Macron’s Libya diplomacy is just one irritant in increasingly tension-filled Franco-Italian relations, in which Macron has been also accused of duplicity and hypocrisy in his diplomatic conduct with Italy. In May, after meeting Gentiloni in Paris, Macron announced: “we have not listened enough to Italy’s cry for help on the migration crisis.” But Macron’s position since hasn’t changed much from Francois Hollande, his predecessor in the Elysee Palace, to the Italian government’s rising anger.









France has butted heads with Italy's populists on migration, while the European Commission watches from the sidelines.
Rome's decision to block women, children, and injured people from care in Italy earlier this week flagrantly disregarded the law of the sea, which says that "in cases of distress, those with the nearest coastline have a responsibility to respond", French president Emmanuel Macron's spokesman said on Tuesday (12 June).
There was also "a degree of cynicism and irresponsibility in the Italian government's behaviour", Macron added in his own words.
The blocked boat, the Aquarius, carrying 629 African nationals from Libya, was rescued in Italy's zone of responsibility, but had to wait three days at sea before being taken in by Spain.
That left seven pregnant women, 123 unaccompanied minors, and 15 people suffering from chemical burns, among the others, to be cared for by charities in harsh conditions.
It also left EU migration policy in disarray ahead of a summit on precisely that subject in late June, prompting Macron's reference to Italy's "cynical" timing. 
It posed the question who would take care of future boats if Italy continued to shirk its obligations.
But Rome's policy remained unclear, despite the stance by its new leaders, as Italy took in 937 other migrants who had been rescued by an EU naval mission, Operation Sophia, on Tuesday. 
"I'm glad the French have discovered responsibility: If they want, we'll help them.

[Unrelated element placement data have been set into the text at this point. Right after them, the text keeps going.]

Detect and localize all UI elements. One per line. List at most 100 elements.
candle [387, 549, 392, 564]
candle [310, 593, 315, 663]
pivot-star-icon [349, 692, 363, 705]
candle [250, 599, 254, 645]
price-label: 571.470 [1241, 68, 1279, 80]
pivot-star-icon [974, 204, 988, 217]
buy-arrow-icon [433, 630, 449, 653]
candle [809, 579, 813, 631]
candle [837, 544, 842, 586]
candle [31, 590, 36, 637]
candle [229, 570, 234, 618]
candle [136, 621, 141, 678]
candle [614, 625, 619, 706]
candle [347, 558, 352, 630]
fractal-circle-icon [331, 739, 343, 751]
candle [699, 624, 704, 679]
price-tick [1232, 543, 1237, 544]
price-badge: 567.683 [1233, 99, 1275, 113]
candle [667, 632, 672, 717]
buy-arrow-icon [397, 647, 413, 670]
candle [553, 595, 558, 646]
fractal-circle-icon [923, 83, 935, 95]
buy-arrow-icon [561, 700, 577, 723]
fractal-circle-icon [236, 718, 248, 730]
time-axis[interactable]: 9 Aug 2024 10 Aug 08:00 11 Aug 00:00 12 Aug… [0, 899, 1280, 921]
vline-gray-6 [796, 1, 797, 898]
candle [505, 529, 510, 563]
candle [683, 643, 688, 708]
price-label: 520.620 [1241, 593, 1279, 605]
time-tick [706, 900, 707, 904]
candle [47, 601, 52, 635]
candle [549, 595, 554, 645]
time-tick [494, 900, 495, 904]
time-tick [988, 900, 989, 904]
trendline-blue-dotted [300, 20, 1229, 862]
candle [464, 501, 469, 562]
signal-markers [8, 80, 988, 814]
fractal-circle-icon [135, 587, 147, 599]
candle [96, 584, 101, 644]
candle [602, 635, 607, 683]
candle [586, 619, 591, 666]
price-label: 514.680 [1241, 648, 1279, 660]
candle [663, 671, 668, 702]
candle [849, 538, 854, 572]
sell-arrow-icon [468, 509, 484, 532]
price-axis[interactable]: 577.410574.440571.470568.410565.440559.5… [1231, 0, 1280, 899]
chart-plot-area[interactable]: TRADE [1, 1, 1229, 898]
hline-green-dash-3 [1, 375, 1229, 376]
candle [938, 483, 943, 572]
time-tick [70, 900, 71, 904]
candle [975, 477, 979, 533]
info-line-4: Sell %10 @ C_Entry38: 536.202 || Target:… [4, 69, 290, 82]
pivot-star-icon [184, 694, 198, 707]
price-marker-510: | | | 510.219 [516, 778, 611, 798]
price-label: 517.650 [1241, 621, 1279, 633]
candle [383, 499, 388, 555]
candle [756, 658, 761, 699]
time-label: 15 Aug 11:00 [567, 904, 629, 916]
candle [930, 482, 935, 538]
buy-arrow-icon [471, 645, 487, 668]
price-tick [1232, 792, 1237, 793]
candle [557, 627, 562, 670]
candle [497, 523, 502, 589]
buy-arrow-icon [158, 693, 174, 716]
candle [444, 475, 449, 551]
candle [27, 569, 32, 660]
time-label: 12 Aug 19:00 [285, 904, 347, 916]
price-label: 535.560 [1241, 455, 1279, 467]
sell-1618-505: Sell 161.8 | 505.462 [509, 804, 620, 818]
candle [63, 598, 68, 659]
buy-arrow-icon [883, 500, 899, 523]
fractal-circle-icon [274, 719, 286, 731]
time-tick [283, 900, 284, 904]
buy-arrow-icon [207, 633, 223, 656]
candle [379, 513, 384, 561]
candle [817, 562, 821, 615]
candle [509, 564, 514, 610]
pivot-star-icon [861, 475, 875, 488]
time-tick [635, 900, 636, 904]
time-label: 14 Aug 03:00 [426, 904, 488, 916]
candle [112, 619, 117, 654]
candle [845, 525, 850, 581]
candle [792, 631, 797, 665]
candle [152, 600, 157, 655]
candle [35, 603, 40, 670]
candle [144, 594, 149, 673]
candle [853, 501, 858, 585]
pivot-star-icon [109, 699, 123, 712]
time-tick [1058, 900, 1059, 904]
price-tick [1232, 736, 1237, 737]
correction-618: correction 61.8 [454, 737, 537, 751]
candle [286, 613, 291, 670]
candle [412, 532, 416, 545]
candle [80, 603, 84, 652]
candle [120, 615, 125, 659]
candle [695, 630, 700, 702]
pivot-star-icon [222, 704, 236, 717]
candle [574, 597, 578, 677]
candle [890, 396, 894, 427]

Let them open their ports and we'll transfer a few of the people to France," Italy's deputy PM, Luigi Di Maio, from the 5 Star Movement (5MS) party, crowed at Macron the same day. 
"Spain wants to denounce us, France says that I'm 'nauseating.' I want to work calmly with everybody but with a principle: #firsttheitalians," Italian interior minister Matteo Salvini, from the far-right League party, said.
"Italy cannot accept hypocritical lessons from countries that have always preferred to turn their backs when it comes to immigration," prime minister Giuseppe Conte added.


But the European Commission declined to take sides, while fretting over the future of "the whole European project". 
Some of the "rhetoric" on migration from EU capitals was "very dangerous" and Aquarius-type "incidents" could harm trust, migration commissioner Dimitris Avramopoulos warned on Tuesday.